Todo estaba preparado para que la fiesta pudiera comenzar.
Las pruebas de sonido casi habían terminado, las bebidas dispuestas en la barra
improvisada junto a las espalderas del gimnasio, los focos dirigidos hacia el
escenario y la puerta repleta de gente ansiosa por entrar.
Este concierto era la guinda que pondría fin a un curso
académico estresante, la recompensa que alumnos y profesores estaban esperando
para relajar el ambiente antes de las vacaciones de verano.
Salieron los músicos casi sin ser vistos por una estrecha
puerta situada junto a las gradas, para entrar unos minutos más tarde, cuando
el recinto estuviera lleno de gente deseosa de verlos actuar.
Como un rebaño ordenado, los chavales fueron colocándose en
la sala a la vez que hablaban todos a la vez colmando el espacio de multitud de
voces entremezcladas, por lo que era casi imposible distinguir las
conversaciones unas de otras. La atención cambio de dirección, centrándose en
el escenario, el gimnasio quedó a oscuras, salvo por la luz de un solo foco que
iluminaba los instrumentos. Entonces se produjo el escándalo.
Uno por uno, los miembros de Balada Mortal fueron ocupando
sus puestos. Entre aplausos, gritos y silbidos, el vocalista empezó a tocar los
primeros acordes del tema escogido para la apertura, un solo de guitarra
acústica que erizaba el vello de todo el cuerpo. A continuación el batería le
siguió con un redoble de tambor. La luz tenue de unos focos estratégicamente
colocados para dar ambiente alumbró de repente y los cinco componentes se
hicieron visibles. La música sonaba con fuerza, el público reventaba de emoción
y hasta los profesores daban palmadas en el aire.
En medio de todo este alboroto se encontraban Rosa y Andrés.
Se conocían desde el colegio y no se habían separado nunca hasta ese momento.
Terminado el Bachillerato la carrera que cada uno había escogido les obligaba a
tomar rumbos diferentes.
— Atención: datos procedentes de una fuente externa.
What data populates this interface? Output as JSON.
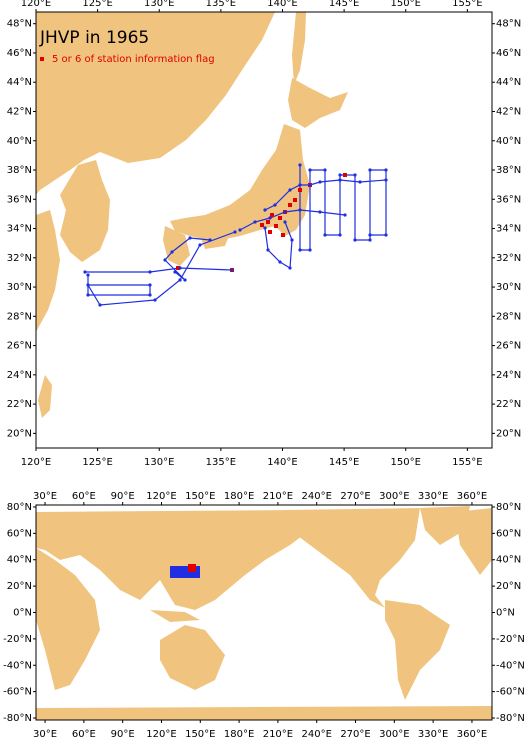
{
  "top_map": {
    "title": "JHVP in 1965",
    "legend": "5 or 6 of station information flag",
    "xlim": [
      120,
      157
    ],
    "ylim": [
      19,
      48.8
    ],
    "xticks": [
      {
        "value": 120,
        "label": "120°E"
      },
      {
        "value": 125,
        "label": "125°E"
      },
      {
        "value": 130,
        "label": "130°E"
      },
      {
        "value": 135,
        "label": "135°E"
      },
      {
        "value": 140,
        "label": "140°E"
      },
      {
        "value": 145,
        "label": "145°E"
      },
      {
        "value": 150,
        "label": "150°E"
      },
      {
        "value": 155,
        "label": "155°E"
      }
    ],
    "yticks": [
      {
        "value": 20,
        "label": "20°N"
      },
      {
        "value": 22,
        "label": "22°N"
      },
      {
        "value": 24,
        "label": "24°N"
      },
      {
        "value": 26,
        "label": "26°N"
      },
      {
        "value": 28,
        "label": "28°N"
      },
      {
        "value": 30,
        "label": "30°N"
      },
      {
        "value": 32,
        "label": "32°N"
      },
      {
        "value": 34,
        "label": "34°N"
      },
      {
        "value": 36,
        "label": "36°N"
      },
      {
        "value": 38,
        "label": "38°N"
      },
      {
        "value": 40,
        "label": "40°N"
      },
      {
        "value": 42,
        "label": "42°N"
      },
      {
        "value": 44,
        "label": "44°N"
      },
      {
        "value": 46,
        "label": "46°N"
      },
      {
        "value": 48,
        "label": "48°N"
      }
    ]
  },
  "bottom_map": {
    "xlim": [
      23,
      375.5
    ],
    "ylim": [
      -81.5,
      81.5
    ],
    "xticks": [
      {
        "value": 30,
        "label": "30°E"
      },
      {
        "value": 60,
        "label": "60°E"
      },
      {
        "value": 90,
        "label": "90°E"
      },
      {
        "value": 120,
        "label": "120°E"
      },
      {
        "value": 150,
        "label": "150°E"
      },
      {
        "value": 180,
        "label": "180°E"
      },
      {
        "value": 210,
        "label": "210°E"
      },
      {
        "value": 240,
        "label": "240°E"
      },
      {
        "value": 270,
        "label": "270°E"
      },
      {
        "value": 300,
        "label": "300°E"
      },
      {
        "value": 330,
        "label": "330°E"
      },
      {
        "value": 360,
        "label": "360°E"
      }
    ],
    "yticks": [
      {
        "value": 80,
        "label": "80°N"
      },
      {
        "value": 60,
        "label": "60°N"
      },
      {
        "value": 40,
        "label": "40°N"
      },
      {
        "value": 20,
        "label": "20°N"
      },
      {
        "value": 0,
        "label": "0°N"
      },
      {
        "value": -20,
        "label": "-20°N"
      },
      {
        "value": -40,
        "label": "-40°N"
      },
      {
        "value": -60,
        "label": "-60°N"
      },
      {
        "value": -80,
        "label": "-80°N"
      }
    ]
  }
}
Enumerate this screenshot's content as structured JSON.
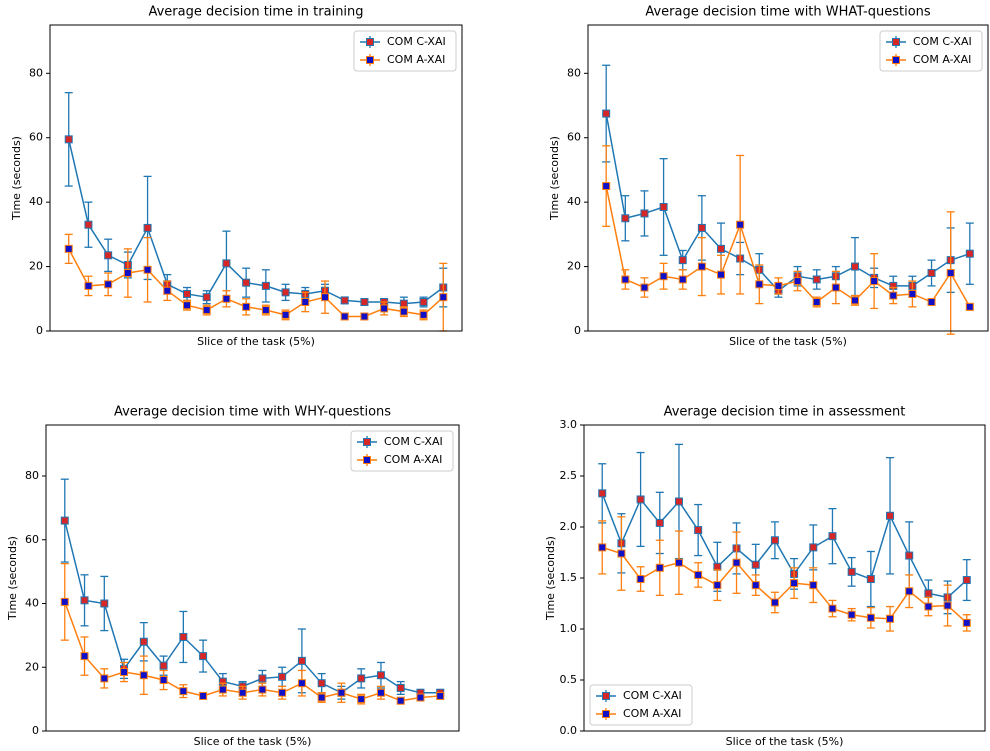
{
  "chart_data": [
    {
      "type": "errorbar",
      "title": "Average decision time in training",
      "xlabel": "Slice of the task (5%)",
      "ylabel": "Time (seconds)",
      "categories": [
        null,
        null,
        null,
        null,
        null,
        null,
        null,
        null,
        null,
        null,
        null,
        null,
        null,
        null,
        null,
        null,
        null,
        null,
        null,
        null
      ],
      "ylim": [
        0,
        95
      ],
      "yticks": [
        0,
        20,
        40,
        60,
        80
      ],
      "legend": "upper right",
      "series": [
        {
          "name": "COM C-XAI",
          "color": "#1f77b4",
          "marker_color": "#d62728",
          "values": [
            59.5,
            33,
            23.5,
            20.5,
            32,
            14.5,
            11.5,
            10.5,
            21,
            15,
            14,
            12,
            11.5,
            12.5,
            9.5,
            9,
            9,
            8.5,
            9,
            13.5
          ],
          "error": [
            14.5,
            7,
            5,
            4,
            16,
            3,
            2,
            2,
            10,
            4.5,
            5,
            2.5,
            2,
            2,
            1,
            1,
            1,
            2,
            1.5,
            6
          ]
        },
        {
          "name": "COM A-XAI",
          "color": "#ff7f0e",
          "marker_color": "#1010c8",
          "values": [
            25.5,
            14,
            14.5,
            18,
            19,
            12.5,
            8,
            6.5,
            10,
            7.5,
            6.5,
            5,
            9,
            10.5,
            4.5,
            4.5,
            7,
            6,
            5,
            10.5
          ],
          "error": [
            4.5,
            3,
            3.5,
            7.5,
            10,
            3,
            1.5,
            1.5,
            2.5,
            2.5,
            1.5,
            1.5,
            3,
            5,
            1,
            1,
            2,
            1.5,
            1.5,
            10.5
          ]
        }
      ]
    },
    {
      "type": "errorbar",
      "title": "Average decision time with WHAT-questions",
      "xlabel": "Slice of the task (5%)",
      "ylabel": "Time (seconds)",
      "categories": [
        null,
        null,
        null,
        null,
        null,
        null,
        null,
        null,
        null,
        null,
        null,
        null,
        null,
        null,
        null,
        null,
        null,
        null,
        null,
        null
      ],
      "ylim": [
        0,
        95
      ],
      "yticks": [
        0,
        20,
        40,
        60,
        80
      ],
      "legend": "upper right",
      "series": [
        {
          "name": "COM C-XAI",
          "color": "#1f77b4",
          "marker_color": "#d62728",
          "values": [
            67.5,
            35,
            36.5,
            38.5,
            22,
            32,
            25.5,
            22.5,
            19,
            12.5,
            17,
            16,
            17,
            20,
            16.5,
            14,
            14,
            18,
            22,
            24
          ],
          "error": [
            15,
            7,
            7,
            15,
            3,
            10,
            8,
            5,
            5,
            2,
            3,
            3,
            3,
            9,
            3,
            3,
            3,
            4,
            10,
            9.5
          ]
        },
        {
          "name": "COM A-XAI",
          "color": "#ff7f0e",
          "marker_color": "#1010c8",
          "values": [
            45,
            16,
            13.5,
            17,
            16,
            20,
            17.5,
            33,
            14.5,
            14,
            15.5,
            9,
            13.5,
            9.5,
            15.5,
            11,
            11.5,
            9,
            18,
            7.5
          ],
          "error": [
            12.5,
            3,
            3,
            4,
            3,
            9,
            6,
            21.5,
            6,
            2.5,
            3,
            1.5,
            5,
            1.5,
            8.5,
            2.5,
            4,
            1,
            19,
            1
          ]
        }
      ]
    },
    {
      "type": "errorbar",
      "title": "Average decision time with WHY-questions",
      "xlabel": "Slice of the task (5%)",
      "ylabel": "Time (seconds)",
      "categories": [
        null,
        null,
        null,
        null,
        null,
        null,
        null,
        null,
        null,
        null,
        null,
        null,
        null,
        null,
        null,
        null,
        null,
        null,
        null,
        null
      ],
      "ylim": [
        0,
        96
      ],
      "yticks": [
        0,
        20,
        40,
        60,
        80
      ],
      "legend": "upper right",
      "series": [
        {
          "name": "COM C-XAI",
          "color": "#1f77b4",
          "marker_color": "#d62728",
          "values": [
            66,
            41,
            40,
            19.5,
            28,
            20.5,
            29.5,
            23.5,
            15.5,
            14,
            16.5,
            17,
            22,
            15,
            12,
            16.5,
            17.5,
            13.5,
            12,
            12
          ],
          "error": [
            13,
            8,
            8.5,
            3,
            6,
            3,
            8,
            5,
            2.5,
            1.5,
            2.5,
            3,
            10,
            3,
            2,
            3,
            4,
            2,
            1,
            1
          ]
        },
        {
          "name": "COM A-XAI",
          "color": "#ff7f0e",
          "marker_color": "#1010c8",
          "values": [
            40.5,
            23.5,
            16.5,
            18.5,
            17.5,
            16,
            12.5,
            11,
            13,
            12,
            13,
            12,
            15,
            10.5,
            12,
            10,
            12,
            9.5,
            10.5,
            11
          ],
          "error": [
            12,
            6,
            3,
            3,
            6,
            3,
            2,
            1,
            2,
            2,
            2,
            2,
            4,
            1.5,
            3,
            1.5,
            2,
            1,
            1,
            1
          ]
        }
      ]
    },
    {
      "type": "errorbar",
      "title": "Average decision time in assessment",
      "xlabel": "Slice of the task (5%)",
      "ylabel": "Time (seconds)",
      "categories": [
        null,
        null,
        null,
        null,
        null,
        null,
        null,
        null,
        null,
        null,
        null,
        null,
        null,
        null,
        null,
        null,
        null,
        null,
        null,
        null
      ],
      "ylim": [
        0,
        3
      ],
      "yticks": [
        {
          "value": 0,
          "label": "0.0"
        },
        0.5,
        {
          "value": 1,
          "label": "1.0"
        },
        1.5,
        {
          "value": 2,
          "label": "2.0"
        },
        2.5,
        {
          "value": 3,
          "label": "3.0"
        }
      ],
      "legend": "lower left",
      "series": [
        {
          "name": "COM C-XAI",
          "color": "#1f77b4",
          "marker_color": "#d62728",
          "values": [
            2.33,
            1.84,
            2.27,
            2.04,
            2.25,
            1.97,
            1.61,
            1.79,
            1.63,
            1.87,
            1.54,
            1.8,
            1.91,
            1.56,
            1.49,
            2.11,
            1.72,
            1.35,
            1.31,
            1.48
          ],
          "error": [
            0.29,
            0.29,
            0.46,
            0.3,
            0.56,
            0.25,
            0.24,
            0.25,
            0.2,
            0.18,
            0.15,
            0.22,
            0.27,
            0.14,
            0.27,
            0.57,
            0.33,
            0.13,
            0.16,
            0.2
          ]
        },
        {
          "name": "COM A-XAI",
          "color": "#ff7f0e",
          "marker_color": "#1010c8",
          "values": [
            1.8,
            1.74,
            1.49,
            1.6,
            1.65,
            1.53,
            1.43,
            1.65,
            1.43,
            1.26,
            1.45,
            1.43,
            1.2,
            1.14,
            1.11,
            1.1,
            1.37,
            1.22,
            1.23,
            1.06
          ],
          "error": [
            0.26,
            0.36,
            0.12,
            0.27,
            0.31,
            0.12,
            0.15,
            0.3,
            0.1,
            0.1,
            0.15,
            0.17,
            0.08,
            0.06,
            0.1,
            0.12,
            0.16,
            0.09,
            0.2,
            0.08
          ]
        }
      ]
    }
  ]
}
Cantaban a pleno pulmón el tema que el grupo estaba
versionando, I Don't Want To
Miss A Thing de Aerosmith, y sus cuerpos se rozaban sin parar.
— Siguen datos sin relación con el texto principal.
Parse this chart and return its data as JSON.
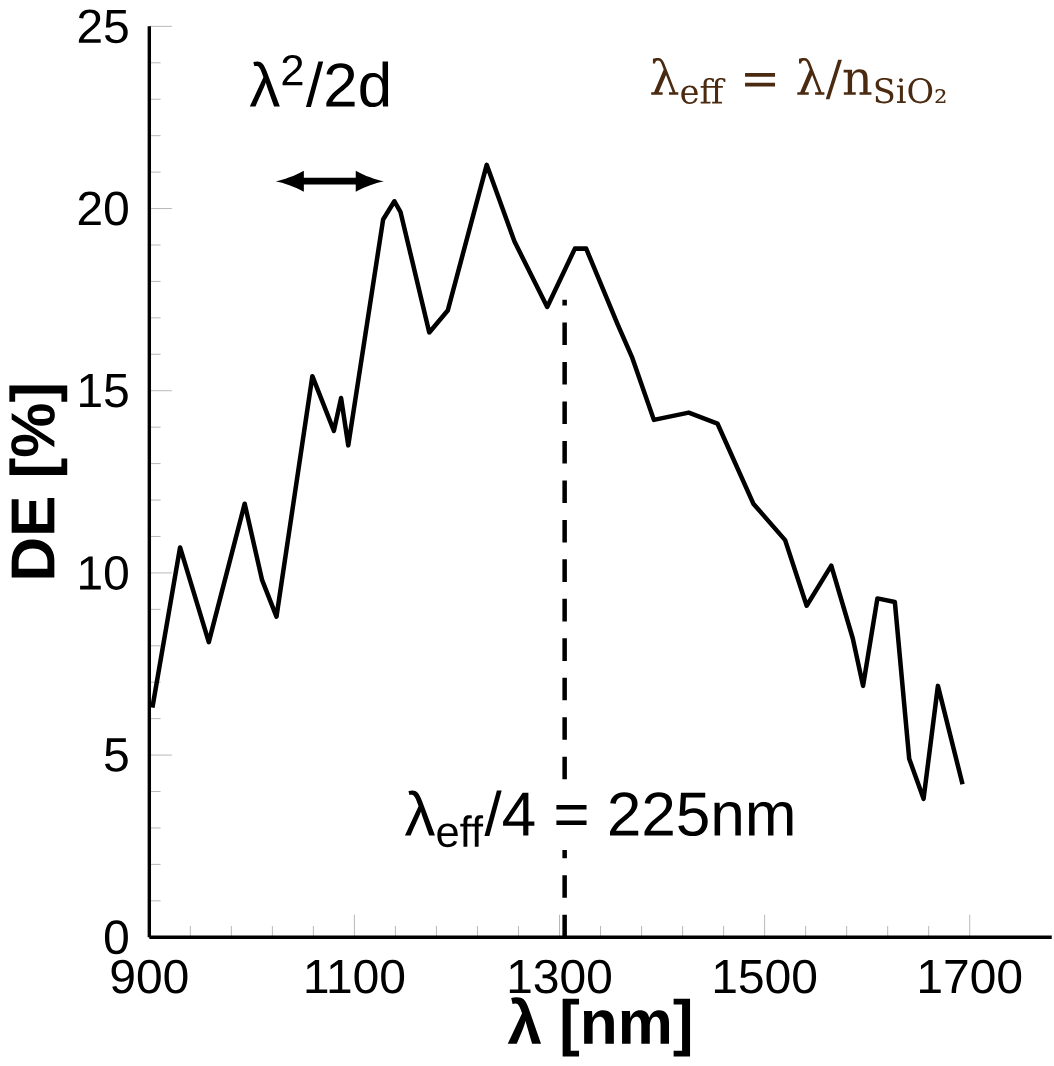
{
  "chart_data": {
    "type": "line",
    "xlabel": "λ [nm]",
    "ylabel": "DE [%]",
    "x": [
      903,
      930,
      958,
      993,
      1010,
      1024,
      1059,
      1080,
      1087,
      1094,
      1128,
      1139,
      1145,
      1173,
      1191,
      1229,
      1256,
      1288,
      1315,
      1326,
      1357,
      1371,
      1392,
      1426,
      1454,
      1489,
      1520,
      1541,
      1565,
      1586,
      1596,
      1610,
      1627,
      1641,
      1655,
      1669,
      1693
    ],
    "series": [
      {
        "color": "#000000",
        "values": [
          6.3,
          10.7,
          8.1,
          11.9,
          9.8,
          8.8,
          15.4,
          13.9,
          14.8,
          13.5,
          19.7,
          20.2,
          19.9,
          16.6,
          17.2,
          21.2,
          19.1,
          17.3,
          18.9,
          18.9,
          16.8,
          15.9,
          14.2,
          14.4,
          14.1,
          11.9,
          10.9,
          9.1,
          10.2,
          8.2,
          6.9,
          9.3,
          9.2,
          4.9,
          3.8,
          6.9,
          4.2
        ]
      }
    ],
    "xlim": [
      900,
      1780
    ],
    "ylim": [
      0,
      25
    ],
    "xticks": [
      900,
      1100,
      1300,
      1500,
      1700
    ],
    "yticks": [
      0,
      5,
      10,
      15,
      20,
      25
    ],
    "grid": false,
    "marker": "none",
    "line_style": "solid",
    "ref_lines": [
      {
        "axis": "x",
        "value": 1305,
        "line_style": "dashed"
      }
    ],
    "annotations": [
      "λ$^{2}$/2d",
      "λ$_{eff}$ = λ/n$_{SiO₂}$",
      "λ$_{eff}$/4 = 225nm"
    ]
  }
}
Rosa agarró por la cintura a su amigo y lo atrajo más hacia ella, quería que
notase el sugerente perfume derramado delicadamente es su cuello, el tacto de
su piel, bronceada todo el año, el calor de su aliento joven.
Dejó por completo de prestar atención a la música para
captar cada impulso de Andrés con la intención de invitarle a sus labios
carnosos. Su amigo parecía no darse cuenta de nada y seguía entonando como loco
cada estrofa. Era inteligente pero a veces le costaba darse cuenta de las
evidencias. Rosa aprovechó su entusiasmo para dar un saltito y abrazarse de su
cuello, así lo tenia más cerca. Andrés la recibió con alegría festiva. Ella le
miró a los ojos, que eran tan negros como la noche y le sonrió casi maligna. Él
le devolvió la mirada y estuvieron así durante un instante que pareció un
siglo. Rosa estaba a centímetros de conseguir su propósito cuando, de pronto,
sucedió lo inimaginable.
Uno de los focos que estaba sobre el escenario cayó
estrepitosamente sobre el altavoz más cercano al bajista. La explosión hizo
cundir el pánico, sumado a las llamas que empezaron a arder prendiendo el
cartel donde se anunciaba la actuación y un humo negro comenzó a impregnar cada
rincón del recinto.
Atropelladamente, alumnos y profesores, corrían desesperados
buscando la salida. Los músicos saltaron del escenario pretendiendo escapar por
la misma puerta que habían entrado al empezar, pero no podían, ya que el
conserje la había cerrado por fuera con la intención de evitar interrupciones
de gamberros graciosos que pudieran intentar hacer alguna de las suyas.
Rosa y Andrés se unieron a la multitud cubriéndose la boca y
la nariz con la camiseta, pero no había espacio libre para pasar. Una o dos
chicas yacían desmayadas en el suelo, la profesora de francés lloraba
histérica, no se veían las caras unos a otros y el gimnasio parecía hacerse
cada vez más pequeño. Estaban atrapados como ratas.